Im Jahr 1733 entschied Kurfürst Georg August von Braunschweig und Lüneburg, als Georg II. zugleich König von Großbritannien und Irland, in Göttingen eine Landesuniversität zu gründen. Bereits 1734 entstand die Universitätsbibliothek, die einen Bibliothekssaal in den Räumlichkeiten des ehemaligen Klosters zugesprochen bekam. Drei Jahre später erfolgte die feierliche Gründung der Georg-August-Universität in der Paulinerkirche. Auch die Universität war in den Gebäuden des ehemaligen Klosters untergebracht, und die Paulinerkirche wurde zunächst als Universitätskirche und als Ort universitärer Feierlichkeiten genutzt.
| Die Paulinerkirche beim Besuch König Georgs II. am 1. August 1748. |
Mit dem Staatsminister Gerlach Adolph von Münchhausen (1688-1770) in Hannover als Kurator der Universität fand die Bibliothek einen großzügigen Förderer. Auch dank seiner besonderen Unterstützung konnten die Bibliotheksdirektoren Johann Matthias Gesner (1691-1761) und Christian Gottlob Heyne (1729-1812) den Grundstock eines einzigartig dichten Bestands an Forschungsliteratur aufbauen. Auch für ihre große Nutzerfreundlichkeit war die Bibliothek bald weithin berühmt.

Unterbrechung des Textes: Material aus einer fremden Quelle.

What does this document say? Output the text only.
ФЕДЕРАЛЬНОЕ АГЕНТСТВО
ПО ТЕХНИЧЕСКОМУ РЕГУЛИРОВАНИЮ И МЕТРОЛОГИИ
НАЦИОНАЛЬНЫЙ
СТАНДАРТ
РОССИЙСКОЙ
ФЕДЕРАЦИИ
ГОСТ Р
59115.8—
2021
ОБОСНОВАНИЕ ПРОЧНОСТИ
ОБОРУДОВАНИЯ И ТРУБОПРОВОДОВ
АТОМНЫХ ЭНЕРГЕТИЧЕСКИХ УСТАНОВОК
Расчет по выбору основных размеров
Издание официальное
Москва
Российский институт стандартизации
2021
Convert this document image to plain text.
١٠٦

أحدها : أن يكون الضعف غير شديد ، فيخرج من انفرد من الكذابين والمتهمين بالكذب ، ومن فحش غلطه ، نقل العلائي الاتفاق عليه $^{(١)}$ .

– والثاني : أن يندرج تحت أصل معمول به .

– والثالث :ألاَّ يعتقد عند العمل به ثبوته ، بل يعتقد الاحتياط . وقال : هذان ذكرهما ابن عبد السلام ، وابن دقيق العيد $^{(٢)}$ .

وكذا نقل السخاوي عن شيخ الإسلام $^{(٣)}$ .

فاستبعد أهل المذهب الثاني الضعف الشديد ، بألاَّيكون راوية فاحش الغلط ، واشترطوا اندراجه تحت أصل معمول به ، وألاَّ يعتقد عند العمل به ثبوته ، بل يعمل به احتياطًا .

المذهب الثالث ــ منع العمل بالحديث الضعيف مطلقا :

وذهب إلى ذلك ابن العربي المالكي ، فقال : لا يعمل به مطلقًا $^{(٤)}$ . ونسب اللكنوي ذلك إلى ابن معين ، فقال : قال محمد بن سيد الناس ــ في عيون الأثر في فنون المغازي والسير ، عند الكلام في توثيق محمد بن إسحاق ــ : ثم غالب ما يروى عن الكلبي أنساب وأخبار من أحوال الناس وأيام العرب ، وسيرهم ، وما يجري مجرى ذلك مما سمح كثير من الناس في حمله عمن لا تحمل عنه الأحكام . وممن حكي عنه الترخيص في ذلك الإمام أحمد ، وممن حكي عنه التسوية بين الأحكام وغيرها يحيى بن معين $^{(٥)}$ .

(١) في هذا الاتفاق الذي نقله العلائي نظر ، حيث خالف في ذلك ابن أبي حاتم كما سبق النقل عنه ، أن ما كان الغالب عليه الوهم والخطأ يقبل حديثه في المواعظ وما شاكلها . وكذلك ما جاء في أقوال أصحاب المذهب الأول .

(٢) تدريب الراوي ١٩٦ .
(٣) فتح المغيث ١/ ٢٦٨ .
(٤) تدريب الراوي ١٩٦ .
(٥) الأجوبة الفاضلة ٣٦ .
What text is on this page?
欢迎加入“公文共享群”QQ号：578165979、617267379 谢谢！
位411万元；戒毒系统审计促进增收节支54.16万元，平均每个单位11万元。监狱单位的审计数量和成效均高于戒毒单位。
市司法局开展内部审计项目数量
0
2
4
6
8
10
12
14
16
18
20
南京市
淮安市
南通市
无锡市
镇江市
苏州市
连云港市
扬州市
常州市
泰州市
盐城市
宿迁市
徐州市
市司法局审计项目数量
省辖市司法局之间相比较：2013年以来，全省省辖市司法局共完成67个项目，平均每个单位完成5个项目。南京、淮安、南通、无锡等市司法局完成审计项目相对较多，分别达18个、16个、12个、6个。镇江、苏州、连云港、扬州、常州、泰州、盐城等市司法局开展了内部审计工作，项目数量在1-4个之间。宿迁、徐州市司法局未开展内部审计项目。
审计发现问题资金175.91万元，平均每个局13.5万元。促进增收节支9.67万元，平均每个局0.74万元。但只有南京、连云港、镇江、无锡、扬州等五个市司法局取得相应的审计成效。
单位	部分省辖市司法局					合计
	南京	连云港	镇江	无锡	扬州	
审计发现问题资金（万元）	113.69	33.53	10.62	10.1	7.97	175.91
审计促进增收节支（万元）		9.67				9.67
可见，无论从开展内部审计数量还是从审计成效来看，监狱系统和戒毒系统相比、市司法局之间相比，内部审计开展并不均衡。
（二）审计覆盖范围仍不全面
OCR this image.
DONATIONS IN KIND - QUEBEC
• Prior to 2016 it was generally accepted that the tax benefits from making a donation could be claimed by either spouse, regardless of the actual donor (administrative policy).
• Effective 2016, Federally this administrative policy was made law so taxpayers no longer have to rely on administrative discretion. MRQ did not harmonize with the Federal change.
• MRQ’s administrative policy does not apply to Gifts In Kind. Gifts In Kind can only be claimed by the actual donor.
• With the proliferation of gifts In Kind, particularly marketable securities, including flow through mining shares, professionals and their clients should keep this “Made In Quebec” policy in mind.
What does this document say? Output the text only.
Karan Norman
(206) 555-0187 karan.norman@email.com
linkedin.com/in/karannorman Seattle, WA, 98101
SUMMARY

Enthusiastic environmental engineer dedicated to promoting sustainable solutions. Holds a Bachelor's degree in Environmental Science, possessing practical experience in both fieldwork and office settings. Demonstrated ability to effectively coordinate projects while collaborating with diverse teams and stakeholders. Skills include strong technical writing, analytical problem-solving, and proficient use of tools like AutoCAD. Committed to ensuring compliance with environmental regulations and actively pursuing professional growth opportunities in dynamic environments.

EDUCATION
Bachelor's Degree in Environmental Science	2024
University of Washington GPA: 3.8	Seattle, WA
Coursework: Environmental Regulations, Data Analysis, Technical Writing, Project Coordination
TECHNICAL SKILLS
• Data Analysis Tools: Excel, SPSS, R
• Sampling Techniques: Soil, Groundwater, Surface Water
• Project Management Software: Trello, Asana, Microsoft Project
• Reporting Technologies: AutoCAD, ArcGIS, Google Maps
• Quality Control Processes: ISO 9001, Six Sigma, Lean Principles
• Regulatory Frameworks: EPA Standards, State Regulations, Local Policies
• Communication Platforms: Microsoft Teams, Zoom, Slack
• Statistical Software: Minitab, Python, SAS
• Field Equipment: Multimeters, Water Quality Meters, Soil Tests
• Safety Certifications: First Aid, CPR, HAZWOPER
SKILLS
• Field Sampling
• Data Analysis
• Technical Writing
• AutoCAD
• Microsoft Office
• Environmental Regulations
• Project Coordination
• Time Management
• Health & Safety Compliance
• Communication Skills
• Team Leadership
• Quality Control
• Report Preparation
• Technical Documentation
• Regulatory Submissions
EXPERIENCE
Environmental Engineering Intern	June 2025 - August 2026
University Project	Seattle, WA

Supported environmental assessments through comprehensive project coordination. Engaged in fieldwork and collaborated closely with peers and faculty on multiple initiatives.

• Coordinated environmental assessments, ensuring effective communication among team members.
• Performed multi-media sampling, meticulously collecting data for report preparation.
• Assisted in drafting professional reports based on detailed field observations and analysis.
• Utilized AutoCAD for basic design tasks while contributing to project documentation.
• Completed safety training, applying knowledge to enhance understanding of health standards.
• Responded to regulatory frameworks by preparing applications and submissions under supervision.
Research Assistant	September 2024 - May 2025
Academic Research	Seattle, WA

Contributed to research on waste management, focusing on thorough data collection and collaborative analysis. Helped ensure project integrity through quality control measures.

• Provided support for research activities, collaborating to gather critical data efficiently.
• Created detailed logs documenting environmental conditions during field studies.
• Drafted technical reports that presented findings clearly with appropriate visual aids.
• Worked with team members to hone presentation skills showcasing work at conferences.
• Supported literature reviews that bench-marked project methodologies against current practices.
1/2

Der rasch wachsende Buchbestand erforderte indes sukzessive die weitere Ausbreitung der Bibliothek auf alle Gebäudeteile. Im Jahre 1812 wurde nach dem Einzug einer Zwischendecke auch die Paulinerkirche der Bibliothek zur Nutzung übergeben. Im oberen Geschoss richtete man eine Saalbibliothek ein und brachte im sogenannten Historischen Saal die Literatur zum Fach Geschichte unter. Zudem wurden hier neben Büchern auch Büsten berühmter Göttinger Wissenschaftler und Gipsabgüsse antiker Skulpturen aufgestellt. Das anregende Zusammenspiel von Gotik und Klassizismus ist in zahlreichen Stichen und Beschreibungen festgehalten, so auch in der „Harzreise“ Heinrich Heines (1797-1856), eines begeisterten Nutzers der Bibliothek während seiner Göttinger Studienzeit.
Im Zweiten Weltkrieg wurde die Paulinerkirche 1944 stark beschädigt - die Bücher der Bibliothek erlitten demgegenüber kaum Verluste, da sie größtenteils in dem Kellergewölbe untergebracht waren.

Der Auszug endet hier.